IAM vendor SailPoint looking to scale up channel enablement

Harry Gould, SailPoint’s new worldwide channel chief, is looking to expand the channel business for what he said is a distinct set of offerings which is popular among partners.

Harry Gould SailPoint 300

Harry Gould, SailPoint’s VP of worldwide alliances and channels

Austin-based identity and access management vendor SailPoint has announced the recent hiring of a new channel chief, who sees the company as having enormous potential in a very hot space. Harry Gould, who was most recently at HP Software, comes into the role with a multi-faceted strategy to expand the company’s channel business.

SailPoint, which has been around since 2005, is profitable, and a year ago secured a large funding influx when equity firm Thoma Bravo came on board. Some of that influx is going to ramp up the company’s channel efforts.

“We are increasing our worldwide alliance and channel team by about 35 per cent,” said Gould, whose position is formally titled SailPoint’s VP of worldwide alliances and channels. By the end of the year, we will have hired all the team and be well on our path.”

Gould has worked at all manner of companies, from HP to small firms, and he said that from his experience, SailPoint is distinct.

“The SailPoint story is the most impressive product I’ve ever seen in terms of being in the right space at the right time with the right partners,” he said. “SailPoint understands how to deliver customer time to value as rapidly as possible that I have ever seen.”

Gould said customer data supports this proposition.

“In the first half of the year, licensed bookings grew over 50 per cent,” he said. “We have over a 95 per cent customer satisfaction rating, and a 98 per cent maintenance renewal rate.”

The company is also benefiting from an extremely hot IAM market.

“Identity is becoming the new perimeter,” Gould said. “Once the bad guys get in, the question is how to prevent them from getting access to data, and IAM is the best way to do that. We are the only one that has specifically built a scalable product from the ground up to do this.”

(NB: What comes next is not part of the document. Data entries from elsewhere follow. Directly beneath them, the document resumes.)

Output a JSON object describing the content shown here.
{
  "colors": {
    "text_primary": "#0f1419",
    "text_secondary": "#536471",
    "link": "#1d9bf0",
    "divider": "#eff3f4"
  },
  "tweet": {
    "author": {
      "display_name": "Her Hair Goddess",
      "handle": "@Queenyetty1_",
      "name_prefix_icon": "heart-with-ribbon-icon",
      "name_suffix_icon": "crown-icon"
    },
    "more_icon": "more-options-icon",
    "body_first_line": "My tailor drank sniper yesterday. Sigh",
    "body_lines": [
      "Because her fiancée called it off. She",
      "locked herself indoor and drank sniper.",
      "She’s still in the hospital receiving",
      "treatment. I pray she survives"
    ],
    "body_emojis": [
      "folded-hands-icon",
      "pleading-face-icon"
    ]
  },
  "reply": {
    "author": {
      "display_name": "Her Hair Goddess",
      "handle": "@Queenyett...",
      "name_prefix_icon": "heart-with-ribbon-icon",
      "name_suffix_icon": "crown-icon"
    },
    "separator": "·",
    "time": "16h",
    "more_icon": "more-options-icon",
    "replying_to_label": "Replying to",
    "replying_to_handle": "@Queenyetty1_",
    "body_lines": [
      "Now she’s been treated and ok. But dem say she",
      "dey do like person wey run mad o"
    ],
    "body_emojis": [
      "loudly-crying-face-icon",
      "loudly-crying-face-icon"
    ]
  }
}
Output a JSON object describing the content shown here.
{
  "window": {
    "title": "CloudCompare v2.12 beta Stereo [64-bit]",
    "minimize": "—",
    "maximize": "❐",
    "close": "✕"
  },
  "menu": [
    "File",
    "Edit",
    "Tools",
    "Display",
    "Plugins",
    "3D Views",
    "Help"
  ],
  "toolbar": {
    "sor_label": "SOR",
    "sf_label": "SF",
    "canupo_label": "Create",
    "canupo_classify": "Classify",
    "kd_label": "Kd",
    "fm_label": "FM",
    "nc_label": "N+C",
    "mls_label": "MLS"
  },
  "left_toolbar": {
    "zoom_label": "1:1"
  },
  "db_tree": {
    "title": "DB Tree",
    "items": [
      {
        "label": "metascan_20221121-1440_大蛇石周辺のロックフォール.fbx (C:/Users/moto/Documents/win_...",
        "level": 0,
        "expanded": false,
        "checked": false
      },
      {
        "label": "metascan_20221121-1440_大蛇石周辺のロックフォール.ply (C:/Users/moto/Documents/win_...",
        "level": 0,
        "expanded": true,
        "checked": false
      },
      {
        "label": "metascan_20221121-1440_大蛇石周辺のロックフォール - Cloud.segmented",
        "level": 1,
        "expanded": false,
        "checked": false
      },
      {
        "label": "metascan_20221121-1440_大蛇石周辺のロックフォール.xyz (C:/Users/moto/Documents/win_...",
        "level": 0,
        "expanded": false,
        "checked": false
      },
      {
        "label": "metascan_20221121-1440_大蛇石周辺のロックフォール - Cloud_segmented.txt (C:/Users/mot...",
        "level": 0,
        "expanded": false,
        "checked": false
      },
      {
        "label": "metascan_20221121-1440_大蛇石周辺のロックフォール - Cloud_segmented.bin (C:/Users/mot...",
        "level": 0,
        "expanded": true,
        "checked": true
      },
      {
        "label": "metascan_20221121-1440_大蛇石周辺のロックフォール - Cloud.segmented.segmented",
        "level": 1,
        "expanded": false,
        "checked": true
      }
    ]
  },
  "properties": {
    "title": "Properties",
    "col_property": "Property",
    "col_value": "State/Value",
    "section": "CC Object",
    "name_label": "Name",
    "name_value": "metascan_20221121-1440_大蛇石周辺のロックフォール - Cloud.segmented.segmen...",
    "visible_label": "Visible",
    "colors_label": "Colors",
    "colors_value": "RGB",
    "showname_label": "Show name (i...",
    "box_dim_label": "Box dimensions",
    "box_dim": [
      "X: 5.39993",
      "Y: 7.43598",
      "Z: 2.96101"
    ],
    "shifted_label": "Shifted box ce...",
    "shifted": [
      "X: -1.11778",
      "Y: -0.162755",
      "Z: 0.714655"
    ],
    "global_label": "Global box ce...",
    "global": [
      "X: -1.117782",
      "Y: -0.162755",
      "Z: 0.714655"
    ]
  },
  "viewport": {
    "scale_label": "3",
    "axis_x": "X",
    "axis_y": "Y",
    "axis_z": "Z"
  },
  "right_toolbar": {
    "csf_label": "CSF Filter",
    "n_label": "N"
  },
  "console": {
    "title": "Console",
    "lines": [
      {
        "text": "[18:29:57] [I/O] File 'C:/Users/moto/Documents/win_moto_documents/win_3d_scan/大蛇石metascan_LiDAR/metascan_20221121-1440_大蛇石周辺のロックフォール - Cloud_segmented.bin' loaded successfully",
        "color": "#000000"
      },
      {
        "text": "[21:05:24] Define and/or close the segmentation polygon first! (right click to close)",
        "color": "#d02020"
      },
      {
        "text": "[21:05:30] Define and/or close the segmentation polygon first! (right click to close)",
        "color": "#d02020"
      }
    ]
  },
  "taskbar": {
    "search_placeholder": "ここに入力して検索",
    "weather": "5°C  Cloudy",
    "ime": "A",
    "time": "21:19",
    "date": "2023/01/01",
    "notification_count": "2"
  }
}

SailPoint has two core products. IdentityIQ is the on-prem one, with its core base being the Fortune 2000, where they have about 400 customers today. IdentityNow has the same functionality but is a cloud-based identity-as-a-service product. Its target market is also different, as it is aimed more at midmarket and emerging companies.

“Partners have heavy involvement in both areas,” Gould said.

SailPoint today has around 150 partners and is growing that number. These include large global advisory firms, and SIs, but also include solution providers. The go-to-market model is not 100 per cent channel, but Gould said over 90 per cent of all transactions are touched by a partner.

“We very much have a partner culture,” he said. “Our value proposition includes being much easier to implement and requiring less resources. Partners are coming to us who have worked with the stack vendors because of these things. From a partner perspective, this is nirvana.”

Gould said that in the three months since he was hired he has met with over 100 partners.

“There are two things I’ve never heard from them,” he said. “One is anything negative about the product. 95 per cent of partners were extremely or very likely to recommend SailPoint to customers and prospects – and the other 5 per cent said likely they were likely to. In the past with other companies, half these partner discussions are about things like bugs or bad GUIs, and these things never come up here.”

The second thing Gould said he has not heard is partners saying they compete with them.

“We want to drive as much service as we can through partners,” he said.

Going forward, Gould said they are in the process of making three major changes to their partnering strategy.

“We are looking to get more traction around our cloud product by recruiting more ‘born in the cloud’ partners, like ServiceNow, who we have a good relationship with. That’s one of the changes I have made.”

A second change is SailPoint’s stepping up their game with their global partners.

“We are treating our global alliance partners on a global basis, where we had been regionally-oriented in the past,” he said.

“We are also scaling up our enablement. We are putting more assets online to better provide enablement programs that are self-paced, and enhanced certification programs. Given the size of the company, some things hadn’t been addressed in the past and we are now addressing them.”

Gould also said SailPoint is very active in Canada, where they deal direct with their partners rather than through distribution. They include boutique advisory firms, some of whom resell, as well as global firms and Canadian branches of the large SIs.

“I really think we will dominate in the next year,” Gould stated.